These 12: Die Anerkennung der DDR als Staat in Deutschland präjudiziert nicht die Grenzfrage.

Es ist zwar richtig, daß ein Staat seine Grenze selbst bestimmen kann. Da die Oder-Neiße-Grenze von der DDR als ihre Grenze anerkannt worden ist, ist sie auch von uns mittelbar als Grenze der DDR anerkannt. Die DDR als ein Staat "in Deutschland" kann aber nicht die Grenze "Deutschlands" festlegen. Über Deutschland als Ganzes und damit über die endgültigen Grenzen kann auf Grund des Potsdamer Abkommens und wegen der Souveränitätsvorbehalte der Alliierten nur mit deren Zustimmung entschieden werden.

These 13: Die Anerkennung der DDR als Staat in Deutschland berührt den Status von Berlin und seiner Zugangswege nicht.

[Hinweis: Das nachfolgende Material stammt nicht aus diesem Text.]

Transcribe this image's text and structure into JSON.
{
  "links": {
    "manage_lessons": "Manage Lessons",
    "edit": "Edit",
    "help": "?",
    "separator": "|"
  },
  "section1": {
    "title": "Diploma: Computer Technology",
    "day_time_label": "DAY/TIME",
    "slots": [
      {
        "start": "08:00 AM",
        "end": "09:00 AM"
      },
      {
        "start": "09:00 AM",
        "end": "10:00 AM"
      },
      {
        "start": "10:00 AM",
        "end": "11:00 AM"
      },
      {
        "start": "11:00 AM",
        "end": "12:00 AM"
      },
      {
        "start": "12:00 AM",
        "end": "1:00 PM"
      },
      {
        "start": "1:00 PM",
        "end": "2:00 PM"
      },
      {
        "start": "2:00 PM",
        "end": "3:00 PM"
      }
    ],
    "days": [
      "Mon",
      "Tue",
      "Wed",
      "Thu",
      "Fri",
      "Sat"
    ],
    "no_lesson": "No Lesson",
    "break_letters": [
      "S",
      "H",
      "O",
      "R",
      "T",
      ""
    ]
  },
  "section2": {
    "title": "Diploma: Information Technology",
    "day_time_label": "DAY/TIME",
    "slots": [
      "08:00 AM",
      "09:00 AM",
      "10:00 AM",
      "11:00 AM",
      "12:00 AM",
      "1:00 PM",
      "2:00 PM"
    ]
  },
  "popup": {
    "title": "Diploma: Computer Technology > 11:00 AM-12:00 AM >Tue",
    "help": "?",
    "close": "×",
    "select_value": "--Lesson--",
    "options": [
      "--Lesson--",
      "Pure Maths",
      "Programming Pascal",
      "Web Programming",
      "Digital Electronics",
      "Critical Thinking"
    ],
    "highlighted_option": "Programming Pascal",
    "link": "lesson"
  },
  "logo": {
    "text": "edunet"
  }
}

Die Sicherheit Westberlins hatte durch die Identitätstheorie nichts hinzugewonnen. Sie beruht vielmehr auf Abkommen der vier Mächte, die ihrerseits die Identitätstheorie nie übernomman haben. Die Teilordnungslehre kann schon deshalb den Status von Berlin nicht beeinträchtigen, sondern höchstens bestätigen. Der Status von Berlin kann nur durch die vier Mächte, nicht durch die Bundesregierung geändert werden.

Die Anerkennung der DDR als Staat in Deutschland hat auch nicht etwa eine für Berlin gefährliche Entwicklung ermöglicht. Auch eine Anerkennung der DDR als Staat in Deutschland durch alle vier Mächte würde die Viermächteverantwortung für Deutschland unberührt lassen. Wenn die vier Mächte ihre Souveränitätsvorbehalte für ganz Deutschland eines Tages aufgeben sollten, wäre das eine von der Identitätstheorie oder Teilordnungstheorie ganz unabhängige Entscheidung.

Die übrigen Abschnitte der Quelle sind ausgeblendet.